Chesnut CH 3rd, Ivey JL, Gruber HE, Matthews M, Nelp WB, Sisom K, Baylink DJ.
Stanozolol in postmenopausal osteoporosis: therapeutic efficacy and possible mechanisms of action.
Metabolism. 1983 Jun;32(6):571-80.
ABSTRACT: To assess the efficacy of the anabolic steroid stanozolol in the treatment of osteoporosis, a 29-month double-blind study was performed with 23 treated and 23 control postmenopausal osteoporotic women. Drug efficacy was assessed by serial determinations of total body calcium (TBC--total bone mass) by neutron activation analysis, regional bone mass (RBM) by single-photon absorptiometry, and by spinal roentgenograms. Total body calcium increased 4.4% from baseline values (P less than 0.01) in the treated group and remained unchanged in the control group; the difference in the change in TBC between the treated and control groups was significant (P less than 0.03). The effect of the drug on TBC persisted throughout the 29-month period.
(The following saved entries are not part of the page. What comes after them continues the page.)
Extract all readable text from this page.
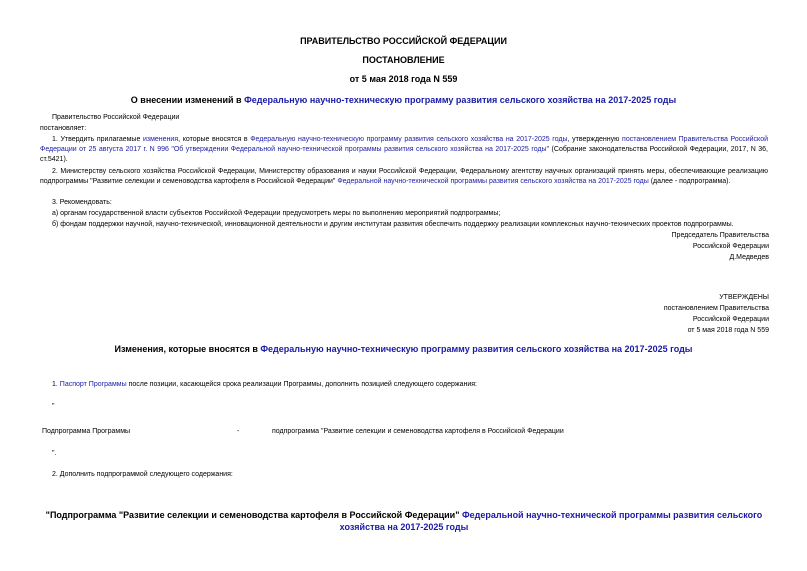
ПРАВИТЕЛЬСТВО РОССИЙСКОЙ ФЕДЕРАЦИИ
ПОСТАНОВЛЕНИЕ
от 5 мая 2018 года N 559
О внесении изменений в Федеральную научно-техническую программу развития сельского хозяйства на 2017-2025 годы
Правительство Российской Федерации
постановляет:
1. Утвердить прилагаемые изменения, которые вносятся в Федеральную научно-техническую программу развития сельского хозяйства на 2017-2025 годы, утвержденную постановлением Правительства Российской Федерации от 25 августа 2017 г. N 996 "Об утверждении Федеральной научно-технической программы развития сельского хозяйства на 2017-2025 годы" (Собрание законодательства Российской Федерации, 2017, N 36, ст.5421).
2. Министерству сельского хозяйства Российской Федерации, Министерству образования и науки Российской Федерации, Федеральному агентству научных организаций принять меры, обеспечивающие реализацию подпрограммы "Развитие селекции и семеноводства картофеля в Российской Федерации" Федеральной научно-технической программы развития сельского хозяйства на 2017-2025 годы (далее - подпрограмма).
3. Рекомендовать:
а) органам государственной власти субъектов Российской Федерации предусмотреть меры по выполнению мероприятий подпрограммы;
б) фондам поддержки научной, научно-технической, инновационной деятельности и другим институтам развития обеспечить поддержку реализации комплексных научно-технических проектов подпрограммы.
Председатель Правительства
Российской Федерации
Д.Медведев
УТВЕРЖДЕНЫ
постановлением Правительства
Российской Федерации
от 5 мая 2018 года N 559
Изменения, которые вносятся в Федеральную научно-техническую программу развития сельского хозяйства на 2017-2025 годы
1. Паспорт Программы после позиции, касающейся срока реализации Программы, дополнить позицией следующего содержания:
"
Подпрограмма Программы	-	подпрограмма "Развитие селекции и семеноводства картофеля в Российской Федерации
".
2. Дополнить подпрограммой следующего содержания:
"Подпрограмма "Развитие селекции и семеноводства картофеля в Российской Федерации" Федеральной научно-технической программы развития сельского хозяйства на 2017-2025 годы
In contrast to TBC, measurements of RBM indicated no significant differences between the treated and placebo groups, suggesting a possible differential response to therapy at various skeletal sites. No new spinal compression fractures were noted in the treated group (compared with three new fractures in the control group). Assessment of serum and urine values indicated a decrease in the level of urinary calcium and an increase in the level of total urinary cyclic AMP in the treated group. These changes were observed even though the level of serum iPTH was significantly decreased during the study. An analysis of changes in bone biopsy specimens revealed no significant differences between the treated and control groups. Seventy-six percent of the treated subjects developed SGOT elevations or other side effects from the stanozolol therapy; at no time were these effects sufficiently severe to cause termination of medication. The data suggest that long-term use of stanozolol increases the net total bone mass above pretreatment levels.